Он встал и взялся за чайник.
Ей вдруг показалось, что она его рассердила. Так рассердила, что он молчит, потому что ему нужно время, чтобы справиться с собой.
Надо же, какие страсти! Прямо как у Матвея Евгешкина в кинокартине «Русская любовь».
Тут Федор Тучков Четвертый улыбнулся сладкой улыбкой, придерживая рукой крышку, добавил себе в чашку воды из чайника и вопросительно и любезно наклонился в сторону Марины, как бы спрашивая, не добавить ли и ей тоже.
— Нет, спасибо, — отказалась она, — послушайте, Федор, я хочу вам что-то рассказать.
Он тут же вернул чайник на место, сел и смирно сложил руки, выражая полную готовность и внимание.
Марина посмотрела на него с отвращением.
— Я хочу вам рассказать… про утопленника.
— Что такое?
— Такого ничего, но… знаете, когда его доставали… Я же видела, я там была…
— Да-да?
Черный провал рта, из которого текла вода — много, из живого человека не может вытечь столько воды. Серая и зеленая кожа. Мертвые тусклые глаза.
Марина обеими руками обхватила чашку.
— Понимаете, он был в джинсах, утопленник. Когда его вытащили, джинсы… Они почти на нем не держались. Мужики даже поправляли, потому что они почти… спустились, упали.
— И что?
— А то, — сказала Марина, — я вот думаю, как же он в них ходил? Рукой придерживал, что ли?
Она мельком глянула на Федора. Вид у того был озадаченный.
— Мокрые штаны, как известно, стащить гораздо труднее, чем сухие, — продолжала Марина, сердясь, — но они и мокрые на нем не держались! Значит, из сухих он бы просто выскочил!
— Может, у него был ремень?
— Да в том-то и дело, что не было никакого ремня!
— Может, он его снял!
— Перед тем как утонуть по пьяной лавочке?
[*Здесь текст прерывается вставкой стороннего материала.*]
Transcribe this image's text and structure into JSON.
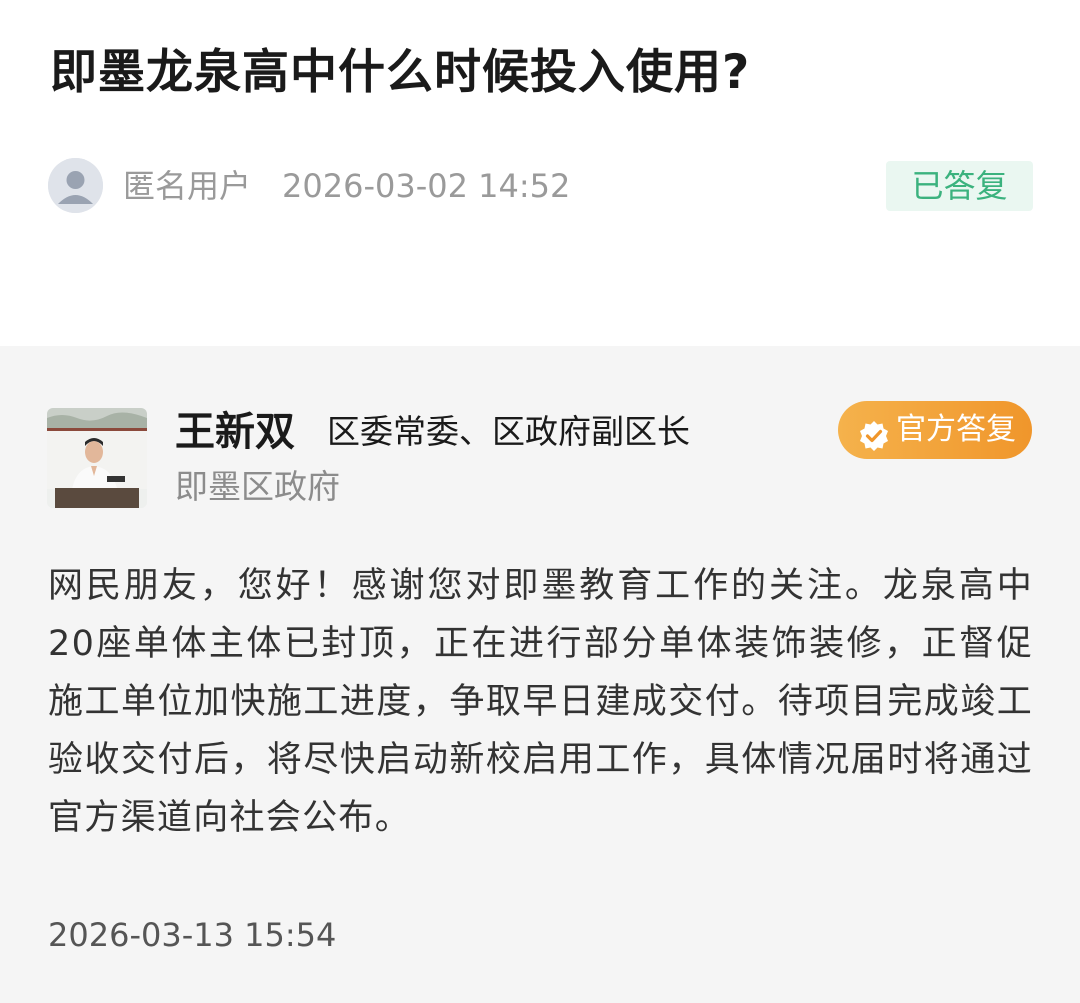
{
  "question": {
    "title": "即墨龙泉高中什么时候投入使用?",
    "asker": {
      "name": "匿名用户",
      "avatar_icon": "user-silhouette-icon",
      "time": "2026-03-02 14:52"
    },
    "status": "已答复",
    "status_color": "#3bb27e"
  },
  "answer": {
    "official": {
      "name": "王新双",
      "position": "区委常委、区政府副区长",
      "organization": "即墨区政府",
      "photo": "official-portrait"
    },
    "badge": {
      "label": "官方答复",
      "icon": "verified-check-icon",
      "color": "#f0962b"
    },
    "body": "网民朋友，您好！感谢您对即墨教育工作的关注。龙泉高中20座单体主体已封顶，正在进行部分单体装饰装修，正督促施工单位加快施工进度，争取早日建成交付。待项目完成竣工验收交付后，将尽快启动新校启用工作，具体情况届时将通过官方渠道向社会公布。",
    "time": "2026-03-13 15:54"
  }
}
Ремень снял, а ботинки оставил, да?
Тучков Четвертый смотрел с сомнением, и это сомнение Марину до крайности раздражало.
— Пьяный человек не может идти в штанах, которые не держатся. Он тогда запутается в них и упадет. Или они до берега не падали, а упали на берегу? Где тогда ремень?
— Хорошо, а если он до берега шел трезвый, а на берегу напился, упал и захлебнулся. Трезвый человек может идти в штанах, которые не держатся?
— Наверное, может, — согласилась Марина раздраженно, — но с чего это он, трезвый, пришел на берег и там в одиночестве напился до такой степени, что свалился в воду и утонул?
— Почему в одиночестве?
— Потому что мне так милиционер сказал!
— Что сказал милиционер?
— Что покойник пришел на берег — один пришел, обратите внимание! — уселся на мостки и свалился потому, что был очень пьяный. Никаких свидетелей нет, по крайней мере по версии милиции. Если бы он напился не в одиночестве, был бы свидетель. Если свидетель был, почему он не позвал на помощь, когда тот свалился? Не мог, потому что тоже напился, или не захотел? Если не захотел, значит, это… убийство.